Years ago, after Elena Lappin uncovered the real story (in Granta #66 -1999) behind Binjamin Wilkomirski (one of the first non-Jews who claimed to be a Holocaust survivor) I asked Kathryn Harrison's editor at Henry Holt what she would do if she had any suspicions about the truthfulness of a memoir's content. "I'd publish it as fiction," she said.
(Harrison as you know first published her very personal story as fiction, to "come out with the truth" in a memoir a decade later.)
As for Peggy Selzer (nomen es omen - the girl's got too much spritz for her own good) her personal story of betrayal would make a great novel. The poor confabulist.
I definitely understand the difficulties of hiring a fact checker, but then I think about how EVERYONE is writing a book and how tough it is to get published, and it seems possible, though abominable, that people would lie to make it happen. What about just a few phone calls, a quick check to see if a person really attended the school they say they did, or something along those lines?

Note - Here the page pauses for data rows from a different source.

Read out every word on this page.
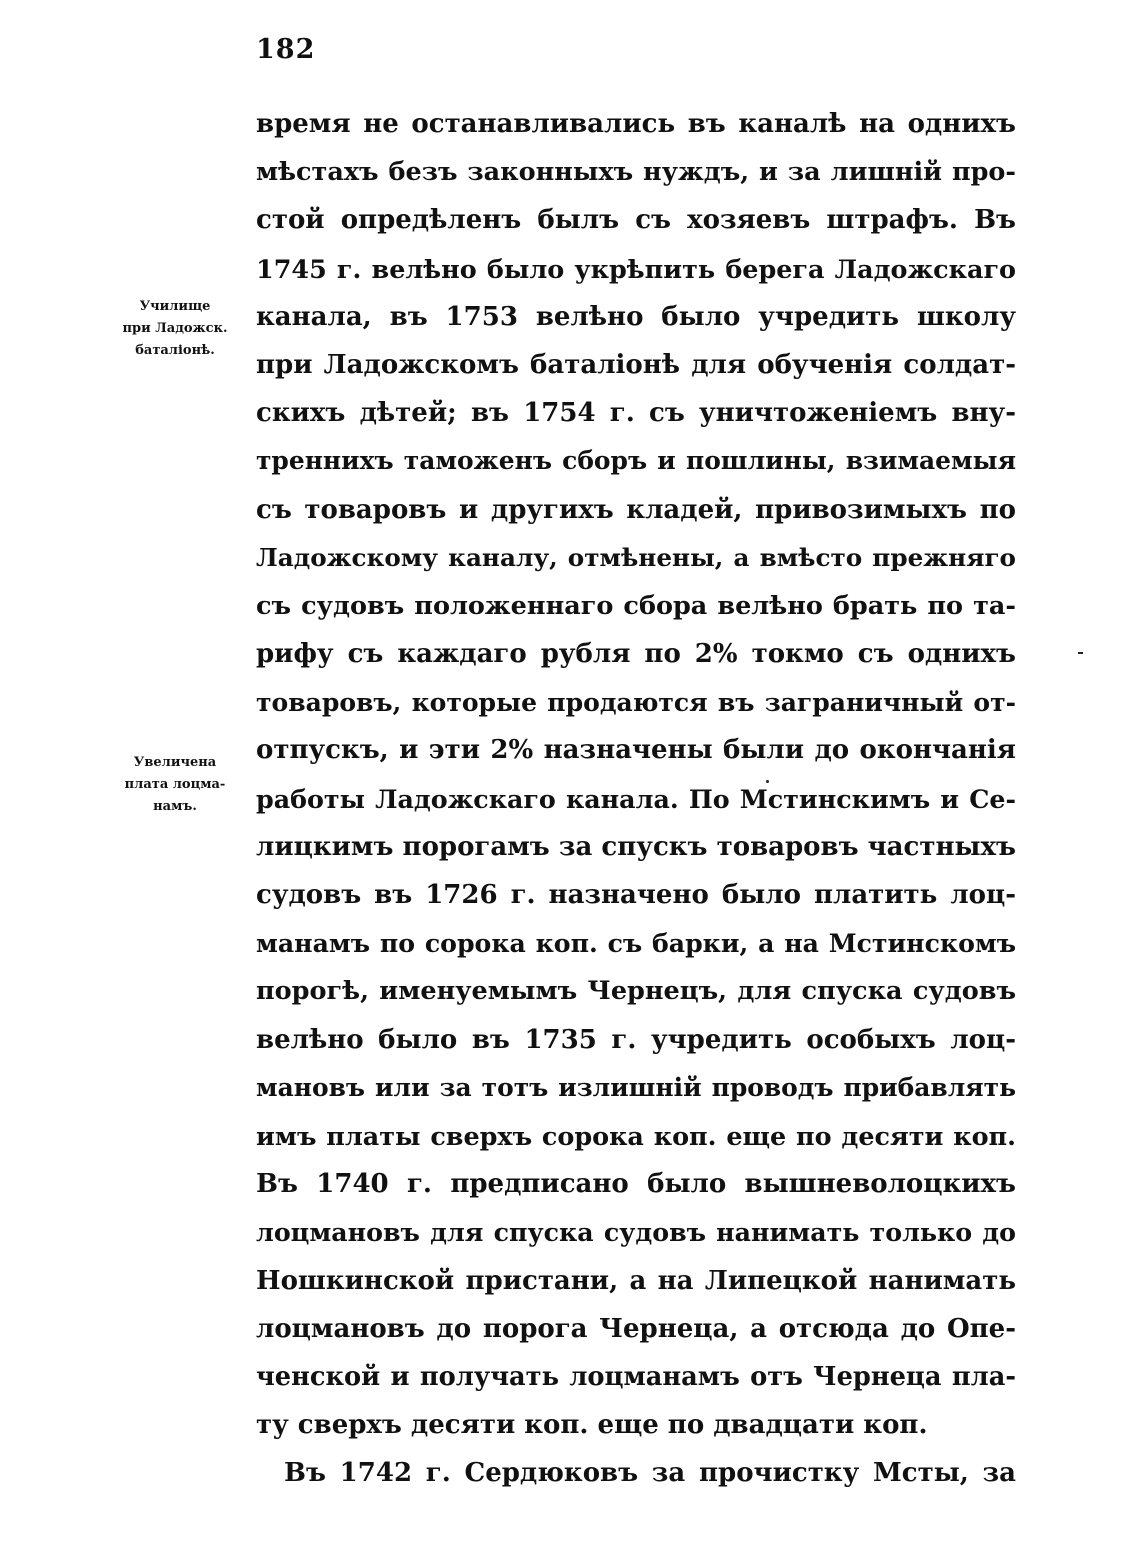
182
Училище
при Ладожск.
баталіонѣ.
Увеличена
плата лоцма-
намъ.
время не останавливались въ каналѣ на однихъ
мѣстахъ безъ законныхъ нуждъ, и за лишній про-
стой опредѣленъ былъ съ хозяевъ штрафъ. Въ
1745 г. велѣно было укрѣпить берега Ладожскаго
канала, въ 1753 велѣно было учредить школу
при Ладожскомъ баталіонѣ для обученія солдат-
скихъ дѣтей; въ 1754 г. съ уничтоженіемъ вну-
треннихъ таможенъ сборъ и пошлины, взимаемыя
съ товаровъ и другихъ кладей, привозимыхъ по
Ладожскому каналу, отмѣнены, а вмѣсто прежняго
съ судовъ положеннаго сбора велѣно брать по та-
рифу съ каждаго рубля по 2% токмо съ однихъ
товаровъ, которые продаются въ заграничный от-
отпускъ, и эти 2% назначены были до окончанія
работы Ладожскаго канала. По Мстинскимъ и Се-
лицкимъ порогамъ за спускъ товаровъ частныхъ
судовъ въ 1726 г. назначено было платить лоц-
манамъ по сорока коп. съ барки, а на Мстинскомъ
порогѣ, именуемымъ Чернецъ, для спуска судовъ
велѣно было въ 1735 г. учредить особыхъ лоц-
мановъ или за тотъ излишній проводъ прибавлять
имъ платы сверхъ сорока коп. еще по десяти коп.
Въ 1740 г. предписано было вышневолоцкихъ
лоцмановъ для спуска судовъ нанимать только до
Ношкинской пристани, а на Липецкой нанимать
лоцмановъ до порога Чернеца, а отсюда до Опе-
ченской и получать лоцманамъ отъ Чернеца пла-
ту сверхъ десяти коп. еще по двадцати коп.
Въ 1742 г. Сердюковъ за прочистку Мсты, за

Isn't that what interns are for??
Sarah, you bring up an important question regarding interns. I don't know about other houses, but here, interns are a critical part of the process. There aren't enough of them, and they're not here enough hours each week to do fact-checking on top of all the other supporting things they're doing. Permissions, CIPs, slush pile review . . . . It's something we all have to figure out around publishing memoirs, but it's daunting. Do we say to the authors, please provide names and contact information for five people who can corroborate your story? Maybe we do.
K.
When I read about stuff like this, I'm glad I've been keeping a blog for the past 3 years. When my weight-loss memoir comes out in May, there's no way anyone can accuse me of being a fake because I have 3 years of entries and photographs as documentation. Faking something like that would be HARDER than losing 200 pounds.